Under whose instructions were these officials operating? Who ordered them to show only a part of Raja's letters to Manmohan Singh, effectively misleading the prime minister, in itself a grave offence?

The top leadership of the Congress and DMK in the UPA coalition government were the only functionaries with the power to order Chatterjee and Nair to ensure that the subversion of the telecom licence process did not reach the prime minister eyes.

The question remains: Why did the BJP-led NDA government let the 2G case meander after it took office in 2014? Justice Saini's comment that the prosecution seemed to have lost interest in the case is an indictment of the Narendra Modi government's lax approach.

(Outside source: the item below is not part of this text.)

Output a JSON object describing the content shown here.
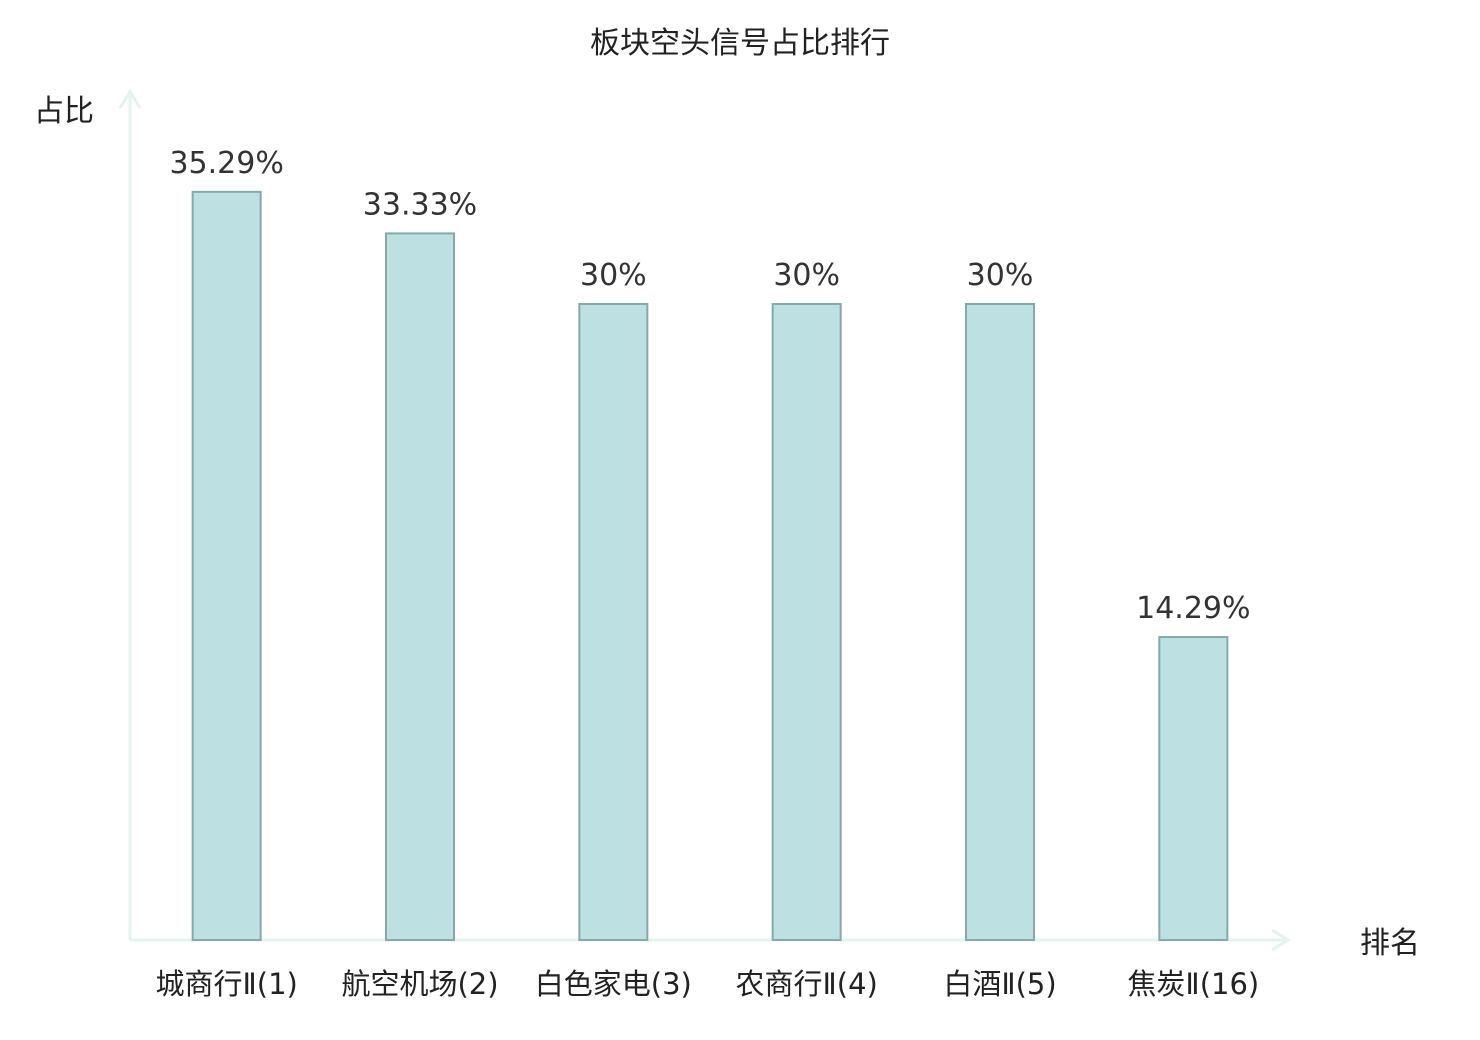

Its law minister, finance minister and home minister stand exposed as both incompetent and ineffective in failing to direct the prosecution to probe Manmohan Singh's PMO and the high command of the Congress and DMK that remote-controlled it.

Unless the Modi government's appeal to a higher court against justice Saini's verdict focuses on the real culprits and not their bagmen, it will not only lose that appeal but also its credibility and future electability.

For the Congress and DMK top leadership though, the unpleasant surprise is this: The spotlight they avoided in the 2G telecom case for a decade is now firmly on them.